The uprisings in North Africa and the Middle East were unexpected and important developments in 2011. They brought masses into the streets and shook ruling elites throughout the region. Yet observers overestimated their political impact and potential and underestimated the ability of imperialism to exploit these events for its own interests. The billions committed at the G-20 summit, the rapid response of the “soft” imperialist Western NGO’s, and the violent intervention of NATO quickly re-directed or superseded many of these movements with regime changes beneficial to the NATO allies, an attempt to create a reprise of the infamous “color revolutions.”
Libya was the clearest example of this, with Syria now fixed in imperialism’s sights. Egypt, another target of imperialist intervention, continues to resist the “helpful” hand of the US State Department and many US-funded NGO’s that hope to shape the political landscape in a way friendly to US interests.
The same kind of struggle is emerging in Russia after the strong showing of Communists and their allies in the Parliamentary elections.
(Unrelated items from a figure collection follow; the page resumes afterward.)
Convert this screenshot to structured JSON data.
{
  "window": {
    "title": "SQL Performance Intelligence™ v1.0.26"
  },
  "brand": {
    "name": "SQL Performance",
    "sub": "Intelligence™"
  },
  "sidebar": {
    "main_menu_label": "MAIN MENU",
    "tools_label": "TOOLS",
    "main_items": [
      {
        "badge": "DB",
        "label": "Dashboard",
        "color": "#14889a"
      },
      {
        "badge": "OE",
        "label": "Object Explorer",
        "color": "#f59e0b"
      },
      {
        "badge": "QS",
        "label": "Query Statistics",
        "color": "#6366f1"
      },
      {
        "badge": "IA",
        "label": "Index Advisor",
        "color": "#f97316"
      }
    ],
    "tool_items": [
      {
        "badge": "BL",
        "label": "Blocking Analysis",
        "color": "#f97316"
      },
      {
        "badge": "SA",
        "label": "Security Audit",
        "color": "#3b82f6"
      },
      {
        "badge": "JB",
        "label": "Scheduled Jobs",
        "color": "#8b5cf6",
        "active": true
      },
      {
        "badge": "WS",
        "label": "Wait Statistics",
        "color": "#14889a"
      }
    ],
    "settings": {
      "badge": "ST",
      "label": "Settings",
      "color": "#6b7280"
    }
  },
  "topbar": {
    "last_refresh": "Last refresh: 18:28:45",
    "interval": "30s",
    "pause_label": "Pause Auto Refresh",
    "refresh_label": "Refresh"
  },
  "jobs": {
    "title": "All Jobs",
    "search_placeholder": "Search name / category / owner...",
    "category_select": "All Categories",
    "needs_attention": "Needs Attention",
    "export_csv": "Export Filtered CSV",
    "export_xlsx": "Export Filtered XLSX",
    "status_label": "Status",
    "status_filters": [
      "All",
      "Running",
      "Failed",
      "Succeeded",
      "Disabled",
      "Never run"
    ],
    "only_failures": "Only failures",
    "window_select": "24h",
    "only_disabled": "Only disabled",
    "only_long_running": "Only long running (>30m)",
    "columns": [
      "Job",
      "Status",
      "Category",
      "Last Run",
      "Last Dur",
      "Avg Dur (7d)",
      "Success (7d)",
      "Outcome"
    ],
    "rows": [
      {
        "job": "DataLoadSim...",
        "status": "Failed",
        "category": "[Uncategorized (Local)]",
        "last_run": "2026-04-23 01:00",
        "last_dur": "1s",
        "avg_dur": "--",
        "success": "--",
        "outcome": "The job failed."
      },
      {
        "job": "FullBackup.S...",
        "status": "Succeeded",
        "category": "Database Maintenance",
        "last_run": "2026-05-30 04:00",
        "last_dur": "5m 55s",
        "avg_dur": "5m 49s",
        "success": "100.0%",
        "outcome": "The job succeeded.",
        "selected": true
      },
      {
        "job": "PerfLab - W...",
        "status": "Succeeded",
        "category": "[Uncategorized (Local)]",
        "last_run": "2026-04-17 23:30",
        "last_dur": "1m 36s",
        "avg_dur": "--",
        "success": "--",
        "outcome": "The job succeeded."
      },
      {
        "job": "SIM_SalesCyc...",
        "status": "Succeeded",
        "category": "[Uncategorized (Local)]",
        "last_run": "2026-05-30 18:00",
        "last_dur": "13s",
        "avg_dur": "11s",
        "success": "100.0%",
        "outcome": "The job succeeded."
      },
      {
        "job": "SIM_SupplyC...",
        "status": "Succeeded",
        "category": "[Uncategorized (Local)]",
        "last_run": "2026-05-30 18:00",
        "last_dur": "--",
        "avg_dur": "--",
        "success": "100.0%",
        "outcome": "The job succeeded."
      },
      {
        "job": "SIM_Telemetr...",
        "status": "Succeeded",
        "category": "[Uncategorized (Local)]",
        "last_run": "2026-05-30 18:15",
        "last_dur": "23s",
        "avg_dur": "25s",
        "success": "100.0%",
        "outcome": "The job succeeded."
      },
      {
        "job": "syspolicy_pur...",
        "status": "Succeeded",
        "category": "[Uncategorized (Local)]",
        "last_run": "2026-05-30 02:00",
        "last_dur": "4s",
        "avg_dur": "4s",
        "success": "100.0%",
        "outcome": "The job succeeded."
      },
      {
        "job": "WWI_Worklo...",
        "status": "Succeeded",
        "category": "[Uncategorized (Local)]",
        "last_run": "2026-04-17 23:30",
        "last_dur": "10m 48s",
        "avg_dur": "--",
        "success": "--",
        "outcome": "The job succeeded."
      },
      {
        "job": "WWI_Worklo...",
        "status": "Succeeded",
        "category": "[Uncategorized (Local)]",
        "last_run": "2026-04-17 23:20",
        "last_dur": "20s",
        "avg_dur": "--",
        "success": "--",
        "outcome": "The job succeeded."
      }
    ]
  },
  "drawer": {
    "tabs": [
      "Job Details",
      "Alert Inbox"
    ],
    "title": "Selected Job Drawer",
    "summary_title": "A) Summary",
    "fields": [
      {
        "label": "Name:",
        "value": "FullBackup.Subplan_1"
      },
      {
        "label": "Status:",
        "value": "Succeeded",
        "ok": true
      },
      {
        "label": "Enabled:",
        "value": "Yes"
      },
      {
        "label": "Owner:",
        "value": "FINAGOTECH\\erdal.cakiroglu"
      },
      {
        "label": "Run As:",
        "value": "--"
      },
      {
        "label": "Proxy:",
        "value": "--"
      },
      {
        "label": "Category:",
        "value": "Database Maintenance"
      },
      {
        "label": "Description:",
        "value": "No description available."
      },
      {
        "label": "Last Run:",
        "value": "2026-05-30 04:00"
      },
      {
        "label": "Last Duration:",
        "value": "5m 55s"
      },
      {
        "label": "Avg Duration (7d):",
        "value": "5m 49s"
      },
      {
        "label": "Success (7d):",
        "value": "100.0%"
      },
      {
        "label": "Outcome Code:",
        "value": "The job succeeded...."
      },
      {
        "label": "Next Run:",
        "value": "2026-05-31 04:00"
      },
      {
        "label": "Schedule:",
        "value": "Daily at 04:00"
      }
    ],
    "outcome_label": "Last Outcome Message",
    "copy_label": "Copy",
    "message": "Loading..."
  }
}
Enjoying little popular support and with much encouragement and resources from the West, Russia’s liberals have sought to bring down the Medvedev/Putin government through mass protests against electoral irregularities. While electoral fraud is a fact and directed mainly at Russia’s Communists, while the Communists support the struggle for transparent elections, the liberals are seizing on the issue as their own best chance to better their marginal role in Russian politics.
At the same time, in the time-honored bourgeois tradition, Vladimir Putin --the ruling class candidate for Russian President in the forthcoming elections – has thrown up a Trojan horse candidate disguised as the opposition: an expatriate, playboy billionaire who owns a US NBA basketball team. The hope, of course, is that the billionaire’s resources will generate a hollow media campaign to confuse and split the opposition.
The deceptions and ruses of imperialism and its liberal chess pieces ultimately serve imperialism. The broad masses astutely see the call for “democracy” or “free elections” as useful only insofar as they actually lead to their empowerment and well-being. For working people, this is, and should be, the litmus test for their support.
In Russia, as in the Egyptian revolution of 2011, the masses will rally against bad leadership under the banner of “democracy,” but they want more than a hollow procedural victory; they want peace, a better life, a promising future. Twenty-first century liberals offer only the meager morsel of elections and not the nourishment of justice and prosperity. That is why Russian and Egyptian liberals fared so poorly in recent elections. That is why Russian Communists made big gains.
My hope for the New Year is that working-class-oriented, working-class-based movements, especially Communist and Workers Parties, will bring this nourishment to all the peoples of the world.